L’impresa affidataria è titolare del contratto di appalto con il committente, può valersi di subappaltatrici o lavoratori autonomi. Anche se subappalta totalmente i lavori, ha obblighi specifici non eliminabili (articolo 97), ovvero: verificare le condizioni di sicurezza dei lavori affidati, applicare le disposizioni del PSC, coordinare gli interventi come da articolo 95 (misure generali tutela) e articolo 96 (prescrizioni esecutive), verificare l’idoneità del POS rispetto alle caratteristiche opere o lavori affidati, verificare la congruenza del POS delle imprese esecutrici rispetto al proprio (quindi l’affidataria deve avere il proprio POS anche se non esegue materialmente), coordinare la modalità attuazione delle misure di prevenzione e protezione dai rischi di incidenti su lavorazioni oggetto di appalto, organizzare tra datori di lavoro – compresi i lavoratori autonomi – la cooperazione e il coordinamento delle attività e della reciproca informazione.

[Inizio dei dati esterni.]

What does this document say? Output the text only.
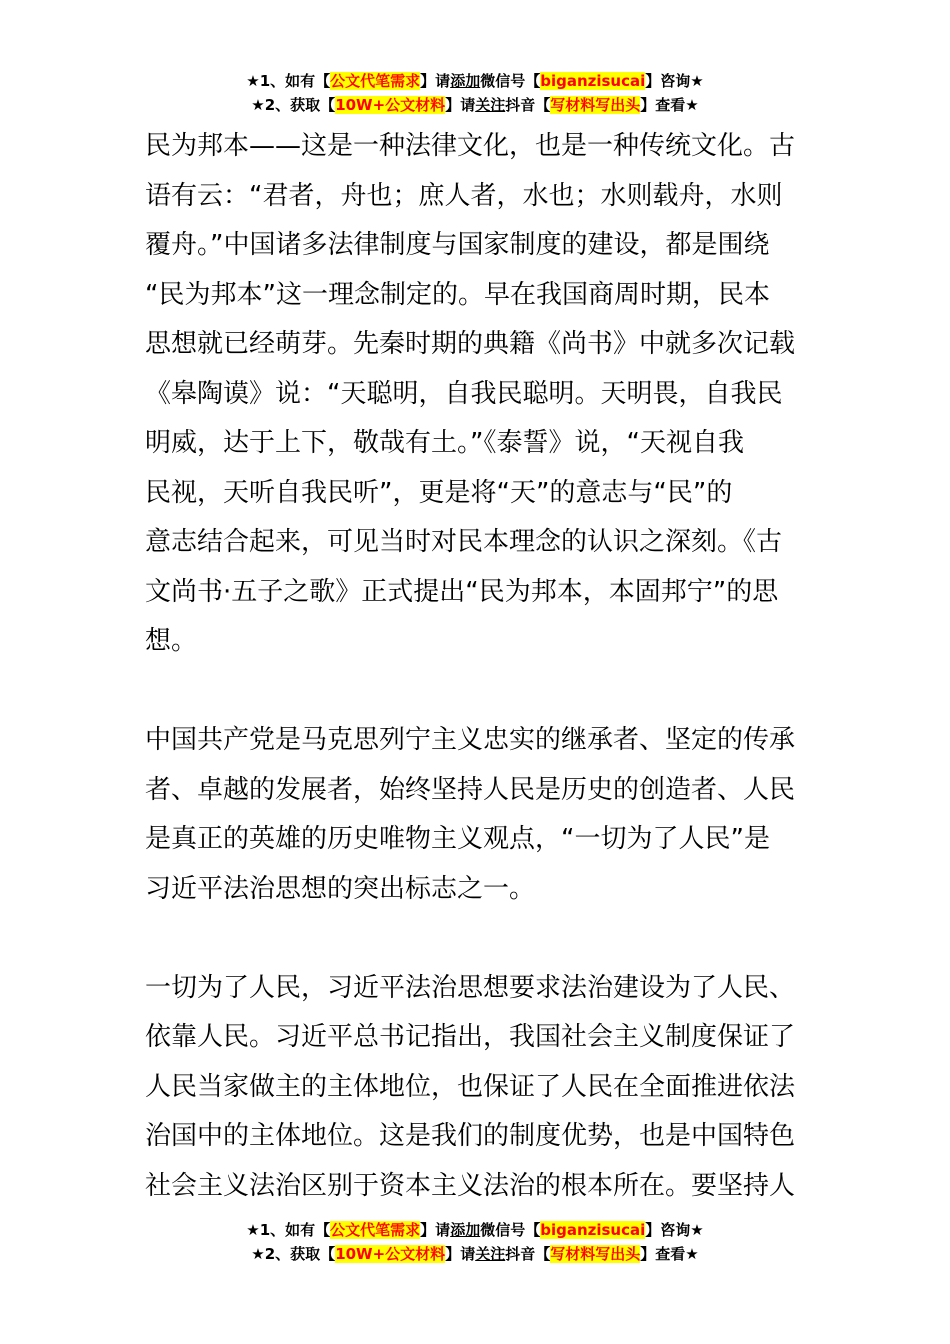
★1、如有【公文代笔需求】请添加微信号【biganzisucai】咨询★
★2、获取【10W+公文材料】请关注抖音【写材料写出头】查看★
民为邦本——这是一种法律文化，也是一种传统文化。古
语有云：“君者，舟也；庶人者，水也；水则载舟，水则
覆舟。”中国诸多法律制度与国家制度的建设，都是围绕
“民为邦本”这一理念制定的。早在我国商周时期，民本
思想就已经萌芽。先秦时期的典籍《尚书》中就多次记载
《皋陶谟》说：“天聪明，自我民聪明。天明畏，自我民
明威，达于上下，敬哉有土。”《泰誓》说，“天视自我
民视，天听自我民听”，更是将“天”的意志与“民”的
意志结合起来，可见当时对民本理念的认识之深刻。《古
文尚书·五子之歌》正式提出“民为邦本，本固邦宁”的思
想。
中国共产党是马克思列宁主义忠实的继承者、坚定的传承
者、卓越的发展者，始终坚持人民是历史的创造者、人民
是真正的英雄的历史唯物主义观点，“一切为了人民”是
习近平法治思想的突出标志之一。
一切为了人民，习近平法治思想要求法治建设为了人民、
依靠人民。习近平总书记指出，我国社会主义制度保证了
人民当家做主的主体地位，也保证了人民在全面推进依法
治国中的主体地位。这是我们的制度优势，也是中国特色
社会主义法治区别于资本主义法治的根本所在。要坚持人
★1、如有【公文代笔需求】请添加微信号【biganzisucai】咨询★
★2、获取【10W+公文材料】请关注抖音【写材料写出头】查看★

Le verifiche devono risultare documentalmente: verbali, comunicazioni scritte, disposizioni con termini di adeguamento. Nei procedimenti penali l’affidataria che ha subappaltato viene comunque chiamata a rispondere se non ha esercitato questi obblighi di verifica e coordinamento. Non basta “passare il lavoro”: la responsabilità di vigilanza sul sistema permane.

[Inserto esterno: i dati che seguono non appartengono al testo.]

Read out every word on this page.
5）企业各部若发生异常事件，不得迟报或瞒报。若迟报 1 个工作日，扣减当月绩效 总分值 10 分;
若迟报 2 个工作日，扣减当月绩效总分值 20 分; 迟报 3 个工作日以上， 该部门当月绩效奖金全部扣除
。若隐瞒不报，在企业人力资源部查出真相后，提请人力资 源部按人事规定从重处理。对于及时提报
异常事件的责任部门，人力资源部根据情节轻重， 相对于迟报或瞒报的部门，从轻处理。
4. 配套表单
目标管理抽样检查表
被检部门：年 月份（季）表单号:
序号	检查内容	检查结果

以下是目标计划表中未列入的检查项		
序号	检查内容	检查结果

Il Fascicolo dell’Opera, previsto dall’articolo 91 comma 1 lettera b del decreto legislativo 81/2008, rappresenta lo strumento che il coordinatore per la progettazione deve predisporre per contenere le informazioni utili ai fini della prevenzione e protezione dei rischi durante i successivi lavori di manutenzione dell’opera. Non si tratta di un documento per la fase di costruzione ma per la vita dell’edificio dopo il suo completamento: chi dovrà intervenire per manutenzioni ordinarie o straordinarie (pulizia facciate, rifacimento coperture, manutenzione impianti) deve poter conoscere preventivamente i rischi specifici di quell’opera e le misure preventive da adottare. Il FOO deve indicare: elementi strutturali con potenziale rischio (coperture praticabili o meno, parapetti, passerelle); impianti con necessità di manutenzione (dove sono le valvole, come accedere in sicurezza); presenza di materiali pericolosi (amianto, piombo); procedure operative per lavorazioni specifiche. Il coordinatore per l’esecuzione ha l’obbligo di aggiornare il fascicolo durante i lavori se emergono variazioni significative. Il fascicolo viene consegnato al committente al termine dei lavori e dovrebbe accompagnare l’immobile per tutta la sua vita utile. Criticità: nella pratica il FOO viene spesso considerato mero adempimento burocratico anziché strumento operativo, con gravi lacune informative che espongono a rischi futuri manutentori. Dal punto di vista giurisprudenziale, se un infortunio si verifica durante manutenzioni successive e il FOO risulta carente o assente, il coordinatore originario può essere chiamato a rispondere penalmente anche a distanza di anni dal completamento dell’opera.